The numbers are cold, but the reality is scorching. This is because the sum of the conditions narrated with the number of people subjected to them, in this amalgamation of violations, gives birth to the true chimera in the perspective of any recovery of the detainees.
In action ADPF 347, which aims at the declaration of the “Unconstitutional State of Affairs” (ECI)[vii], the applicant argues that mass incarceration and the conditions of prisons in Brazil not only do not generate the alleged security they promise, but also, and on the contrary, aggravate the rates of crime and social violence for society as a whole.
The action brought as a novelty, however, the insurgency not against a clearly identified norm, or against an act of one of the Powers specifically, but explained, in the words of the initial petition, what the Brazilian State lacks, in its various powers and federative instances , “the slightest political will to transpose from paper to reality the constitutional promise of guaranteeing the human dignity of the prisoner”[viii]. In this way, he defended that the scenario would challenge the intervention of the Brazilian constitutional jurisdiction in the problem, not only in the control of constitutionality, but in the guarantee that the dignity of vulnerable groups would be protected.

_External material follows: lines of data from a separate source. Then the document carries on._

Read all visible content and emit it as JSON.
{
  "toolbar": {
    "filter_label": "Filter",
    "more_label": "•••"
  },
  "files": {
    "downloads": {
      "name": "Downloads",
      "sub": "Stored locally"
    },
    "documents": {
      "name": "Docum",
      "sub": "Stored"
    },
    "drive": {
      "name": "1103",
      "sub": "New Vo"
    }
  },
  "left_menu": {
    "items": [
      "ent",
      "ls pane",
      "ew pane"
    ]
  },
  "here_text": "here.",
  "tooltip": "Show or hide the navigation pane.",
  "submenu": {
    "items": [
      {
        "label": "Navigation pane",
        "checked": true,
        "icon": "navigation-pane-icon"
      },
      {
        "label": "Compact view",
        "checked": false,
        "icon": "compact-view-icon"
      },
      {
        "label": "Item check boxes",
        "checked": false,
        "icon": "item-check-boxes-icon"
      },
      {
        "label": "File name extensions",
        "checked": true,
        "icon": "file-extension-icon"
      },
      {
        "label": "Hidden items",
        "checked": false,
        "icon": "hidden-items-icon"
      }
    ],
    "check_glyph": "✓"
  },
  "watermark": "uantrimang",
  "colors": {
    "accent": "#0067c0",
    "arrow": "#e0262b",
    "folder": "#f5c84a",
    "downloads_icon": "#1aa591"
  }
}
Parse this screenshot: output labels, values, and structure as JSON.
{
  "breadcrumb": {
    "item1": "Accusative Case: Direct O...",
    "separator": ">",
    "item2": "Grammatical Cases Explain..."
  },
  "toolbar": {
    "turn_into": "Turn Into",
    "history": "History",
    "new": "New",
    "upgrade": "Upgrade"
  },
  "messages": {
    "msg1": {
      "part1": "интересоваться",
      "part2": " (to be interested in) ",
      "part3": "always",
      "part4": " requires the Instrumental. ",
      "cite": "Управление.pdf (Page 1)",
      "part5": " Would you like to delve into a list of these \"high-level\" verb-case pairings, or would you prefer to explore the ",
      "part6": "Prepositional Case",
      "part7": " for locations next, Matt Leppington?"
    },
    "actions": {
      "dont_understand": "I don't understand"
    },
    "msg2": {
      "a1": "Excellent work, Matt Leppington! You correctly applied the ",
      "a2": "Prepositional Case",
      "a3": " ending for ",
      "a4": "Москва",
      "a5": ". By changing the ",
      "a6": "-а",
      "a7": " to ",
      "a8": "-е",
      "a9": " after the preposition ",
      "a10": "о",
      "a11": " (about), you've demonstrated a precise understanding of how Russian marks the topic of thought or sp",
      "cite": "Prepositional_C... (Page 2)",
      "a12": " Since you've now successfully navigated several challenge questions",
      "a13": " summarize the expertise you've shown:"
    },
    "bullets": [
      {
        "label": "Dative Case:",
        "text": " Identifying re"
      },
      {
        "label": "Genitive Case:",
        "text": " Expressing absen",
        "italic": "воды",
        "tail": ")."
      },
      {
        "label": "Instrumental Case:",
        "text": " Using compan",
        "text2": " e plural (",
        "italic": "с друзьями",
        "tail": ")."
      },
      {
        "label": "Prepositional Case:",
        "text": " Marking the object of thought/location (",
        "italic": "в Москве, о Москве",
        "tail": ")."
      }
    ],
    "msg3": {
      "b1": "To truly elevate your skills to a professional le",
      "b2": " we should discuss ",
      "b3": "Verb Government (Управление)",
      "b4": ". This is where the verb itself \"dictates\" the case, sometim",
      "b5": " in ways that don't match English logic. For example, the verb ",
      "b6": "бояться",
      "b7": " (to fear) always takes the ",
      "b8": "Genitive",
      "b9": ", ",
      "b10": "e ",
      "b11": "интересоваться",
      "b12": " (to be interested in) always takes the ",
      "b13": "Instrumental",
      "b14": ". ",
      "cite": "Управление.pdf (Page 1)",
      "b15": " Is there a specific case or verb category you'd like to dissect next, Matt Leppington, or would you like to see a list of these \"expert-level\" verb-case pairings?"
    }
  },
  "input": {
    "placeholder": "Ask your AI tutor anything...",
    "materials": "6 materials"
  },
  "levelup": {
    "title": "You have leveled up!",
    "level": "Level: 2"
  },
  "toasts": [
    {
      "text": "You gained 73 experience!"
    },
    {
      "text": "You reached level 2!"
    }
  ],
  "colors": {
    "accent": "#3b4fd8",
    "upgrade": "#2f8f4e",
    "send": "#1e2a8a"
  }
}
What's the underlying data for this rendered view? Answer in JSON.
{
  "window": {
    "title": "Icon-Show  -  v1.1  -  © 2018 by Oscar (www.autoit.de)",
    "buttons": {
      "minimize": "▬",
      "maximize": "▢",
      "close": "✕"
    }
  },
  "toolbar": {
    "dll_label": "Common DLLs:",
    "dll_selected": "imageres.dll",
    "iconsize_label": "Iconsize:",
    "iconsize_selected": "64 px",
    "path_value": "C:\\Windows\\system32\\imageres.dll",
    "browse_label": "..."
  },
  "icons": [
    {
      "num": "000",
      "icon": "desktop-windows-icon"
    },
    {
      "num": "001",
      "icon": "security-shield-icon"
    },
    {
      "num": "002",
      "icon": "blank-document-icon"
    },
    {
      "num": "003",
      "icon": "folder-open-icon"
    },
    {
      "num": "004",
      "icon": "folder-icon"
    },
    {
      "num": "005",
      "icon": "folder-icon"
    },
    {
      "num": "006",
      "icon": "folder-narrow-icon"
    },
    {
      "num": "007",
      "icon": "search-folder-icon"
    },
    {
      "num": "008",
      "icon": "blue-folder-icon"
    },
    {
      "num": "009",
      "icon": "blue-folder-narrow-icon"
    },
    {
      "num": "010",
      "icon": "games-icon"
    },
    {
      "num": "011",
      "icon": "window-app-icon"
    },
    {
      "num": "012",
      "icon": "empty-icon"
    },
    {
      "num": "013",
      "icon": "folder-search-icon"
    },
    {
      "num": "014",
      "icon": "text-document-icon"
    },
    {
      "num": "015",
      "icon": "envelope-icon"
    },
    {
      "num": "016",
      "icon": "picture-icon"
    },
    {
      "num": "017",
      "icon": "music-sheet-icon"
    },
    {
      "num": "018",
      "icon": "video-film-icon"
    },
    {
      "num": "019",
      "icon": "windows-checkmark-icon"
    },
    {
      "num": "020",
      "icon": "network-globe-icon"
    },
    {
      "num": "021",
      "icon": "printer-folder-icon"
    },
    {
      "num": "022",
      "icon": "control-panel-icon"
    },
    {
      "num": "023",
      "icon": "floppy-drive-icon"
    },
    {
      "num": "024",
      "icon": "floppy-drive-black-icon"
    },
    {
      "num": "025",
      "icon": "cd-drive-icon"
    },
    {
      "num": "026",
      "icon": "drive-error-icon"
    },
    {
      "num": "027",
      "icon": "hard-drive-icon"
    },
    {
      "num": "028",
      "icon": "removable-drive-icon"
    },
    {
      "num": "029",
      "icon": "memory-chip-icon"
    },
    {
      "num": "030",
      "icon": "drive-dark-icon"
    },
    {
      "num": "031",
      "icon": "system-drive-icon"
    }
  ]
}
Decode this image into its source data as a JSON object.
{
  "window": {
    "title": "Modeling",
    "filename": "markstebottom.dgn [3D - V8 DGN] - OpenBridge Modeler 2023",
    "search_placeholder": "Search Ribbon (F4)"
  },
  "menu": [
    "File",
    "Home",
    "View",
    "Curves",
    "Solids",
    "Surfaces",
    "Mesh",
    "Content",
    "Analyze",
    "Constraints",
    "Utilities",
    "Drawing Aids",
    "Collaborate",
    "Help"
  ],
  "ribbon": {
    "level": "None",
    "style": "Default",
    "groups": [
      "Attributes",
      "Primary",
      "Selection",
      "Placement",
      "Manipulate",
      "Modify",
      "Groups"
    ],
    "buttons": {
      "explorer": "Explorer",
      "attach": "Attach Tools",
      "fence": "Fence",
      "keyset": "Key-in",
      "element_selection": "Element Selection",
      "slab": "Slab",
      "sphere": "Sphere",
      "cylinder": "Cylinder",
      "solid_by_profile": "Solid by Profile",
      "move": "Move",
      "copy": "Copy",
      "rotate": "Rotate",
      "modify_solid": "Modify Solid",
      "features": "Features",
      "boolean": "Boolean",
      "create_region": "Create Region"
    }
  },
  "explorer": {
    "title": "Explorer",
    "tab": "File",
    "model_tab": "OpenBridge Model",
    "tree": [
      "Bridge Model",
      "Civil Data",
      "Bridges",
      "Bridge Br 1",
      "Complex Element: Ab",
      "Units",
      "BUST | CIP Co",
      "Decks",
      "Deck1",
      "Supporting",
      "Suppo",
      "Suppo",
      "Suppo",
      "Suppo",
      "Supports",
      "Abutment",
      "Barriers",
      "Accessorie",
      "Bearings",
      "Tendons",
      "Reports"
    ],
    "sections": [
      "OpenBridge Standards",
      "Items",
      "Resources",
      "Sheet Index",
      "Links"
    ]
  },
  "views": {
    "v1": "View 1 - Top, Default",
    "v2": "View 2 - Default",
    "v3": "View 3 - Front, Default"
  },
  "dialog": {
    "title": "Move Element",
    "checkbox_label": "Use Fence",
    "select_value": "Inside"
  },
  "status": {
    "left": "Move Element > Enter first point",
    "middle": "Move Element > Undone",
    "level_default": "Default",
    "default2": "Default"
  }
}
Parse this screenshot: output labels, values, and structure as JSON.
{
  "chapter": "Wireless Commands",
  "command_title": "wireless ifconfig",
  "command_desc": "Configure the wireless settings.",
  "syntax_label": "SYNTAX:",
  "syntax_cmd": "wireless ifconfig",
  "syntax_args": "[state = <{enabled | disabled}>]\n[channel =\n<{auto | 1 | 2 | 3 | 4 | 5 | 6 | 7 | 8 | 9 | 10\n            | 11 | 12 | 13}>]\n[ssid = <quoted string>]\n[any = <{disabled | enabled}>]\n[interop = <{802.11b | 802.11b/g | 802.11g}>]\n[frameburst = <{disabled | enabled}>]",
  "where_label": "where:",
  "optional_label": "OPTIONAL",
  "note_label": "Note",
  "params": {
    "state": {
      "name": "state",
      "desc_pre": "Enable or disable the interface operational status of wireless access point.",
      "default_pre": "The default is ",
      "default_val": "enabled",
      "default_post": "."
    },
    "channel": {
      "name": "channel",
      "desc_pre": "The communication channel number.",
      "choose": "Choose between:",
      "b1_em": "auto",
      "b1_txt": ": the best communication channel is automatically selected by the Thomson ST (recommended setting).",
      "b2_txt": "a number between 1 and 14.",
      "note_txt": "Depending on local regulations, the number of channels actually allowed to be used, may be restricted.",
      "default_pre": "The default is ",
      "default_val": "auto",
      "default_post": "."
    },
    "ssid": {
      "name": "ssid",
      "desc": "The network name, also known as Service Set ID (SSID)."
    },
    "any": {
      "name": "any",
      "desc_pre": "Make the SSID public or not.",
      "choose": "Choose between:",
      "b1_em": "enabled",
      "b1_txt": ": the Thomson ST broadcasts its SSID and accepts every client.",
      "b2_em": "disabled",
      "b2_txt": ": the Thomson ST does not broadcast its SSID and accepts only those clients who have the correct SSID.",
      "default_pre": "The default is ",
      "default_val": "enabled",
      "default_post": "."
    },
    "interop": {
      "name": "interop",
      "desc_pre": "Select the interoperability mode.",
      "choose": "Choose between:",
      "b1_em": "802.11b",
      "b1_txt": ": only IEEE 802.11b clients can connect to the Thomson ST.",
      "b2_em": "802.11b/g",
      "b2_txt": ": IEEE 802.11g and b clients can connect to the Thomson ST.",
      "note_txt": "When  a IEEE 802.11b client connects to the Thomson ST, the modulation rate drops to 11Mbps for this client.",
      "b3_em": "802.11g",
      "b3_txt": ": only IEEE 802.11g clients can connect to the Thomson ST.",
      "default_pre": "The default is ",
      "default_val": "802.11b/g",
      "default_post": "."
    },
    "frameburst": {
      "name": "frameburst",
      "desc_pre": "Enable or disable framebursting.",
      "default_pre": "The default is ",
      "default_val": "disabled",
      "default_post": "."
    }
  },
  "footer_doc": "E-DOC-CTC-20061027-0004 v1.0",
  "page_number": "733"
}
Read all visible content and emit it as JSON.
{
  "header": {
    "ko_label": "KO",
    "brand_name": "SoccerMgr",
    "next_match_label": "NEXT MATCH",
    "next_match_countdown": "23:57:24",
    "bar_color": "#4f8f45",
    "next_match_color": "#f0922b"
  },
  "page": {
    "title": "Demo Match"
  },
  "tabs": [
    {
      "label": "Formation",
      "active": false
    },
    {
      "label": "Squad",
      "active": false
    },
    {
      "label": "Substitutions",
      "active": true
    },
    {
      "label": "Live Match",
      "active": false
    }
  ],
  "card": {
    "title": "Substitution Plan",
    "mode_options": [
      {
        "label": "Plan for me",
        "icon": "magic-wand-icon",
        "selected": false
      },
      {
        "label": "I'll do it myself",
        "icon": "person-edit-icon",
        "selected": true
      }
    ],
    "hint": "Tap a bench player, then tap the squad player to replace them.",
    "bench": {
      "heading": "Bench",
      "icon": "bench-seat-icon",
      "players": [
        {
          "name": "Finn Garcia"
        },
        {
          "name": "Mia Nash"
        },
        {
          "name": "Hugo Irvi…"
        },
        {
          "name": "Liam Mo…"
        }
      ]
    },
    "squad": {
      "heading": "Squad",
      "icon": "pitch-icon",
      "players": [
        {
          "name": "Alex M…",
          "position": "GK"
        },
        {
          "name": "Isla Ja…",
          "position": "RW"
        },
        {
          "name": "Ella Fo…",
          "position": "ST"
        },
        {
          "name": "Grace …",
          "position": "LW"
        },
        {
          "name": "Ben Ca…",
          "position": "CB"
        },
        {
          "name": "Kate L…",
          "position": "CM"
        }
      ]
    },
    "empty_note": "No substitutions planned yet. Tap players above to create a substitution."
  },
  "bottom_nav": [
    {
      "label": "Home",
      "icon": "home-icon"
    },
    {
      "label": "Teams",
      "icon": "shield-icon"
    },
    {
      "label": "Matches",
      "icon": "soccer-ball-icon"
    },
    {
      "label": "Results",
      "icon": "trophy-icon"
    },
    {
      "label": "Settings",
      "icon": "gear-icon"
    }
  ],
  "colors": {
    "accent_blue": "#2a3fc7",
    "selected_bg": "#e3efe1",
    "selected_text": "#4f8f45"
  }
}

Since the incarcerated are an unpopular group in the eyes of public opinion, there is a clear disincentive for the political system and state bureaucracy to defend their rights. Not only do they not vote, so they are unable to elect representatives to guide their interests, but it is also clear that the voluntary association of any politician with the prisoners' claims can represent a loss of political capital to the popular representative, which would justify, on the one hand, , the inertia of public representatives, fearful of losing elections, but on the other hand the countermajoritarian action of the STF.
For this reason, the applicant requested that the “Unconstitutional State of Affairs” be declared, referring to the situation of the Brazilian prison system and the effects on prisoners.
The Unconstitutional State of Affairs is characterized as a constitutional judicial technique, used by the Constitutional Judiciary of a country, whose main objective is to break the inertia of the other powers of the Republic, in a scenario in which (i) there is a massive violation of fundamental rights and prerogatives of a group, (ii) continued omission by public authorities, which generates and aggravates these omissions, and that (iii) the solution depends on a coordinated action between the powers.
The massive and generalized violation of indiscriminate fundamental rights must affect a large indeterminable group of people in a systematic way. Moreover, it is not mandatory, but this determination effervesces when the group of people does not have effective or adequate political representation in representative bodies, becoming invisible to the State.
The omission of public authorities must be attributable to more than one entity, which configures a “structural failure”. In the words of LAGER AND BUGGER, it is not the inertia of a single authority or institution, but rather the deficient functioning of the State as a whole. It is also important to highlight that the omission mentioned here is related to yet another factor: the lack of discussion of the problem. That is, there is no political will to solve the problem, which is different from mismanagement in public dealings.[ix].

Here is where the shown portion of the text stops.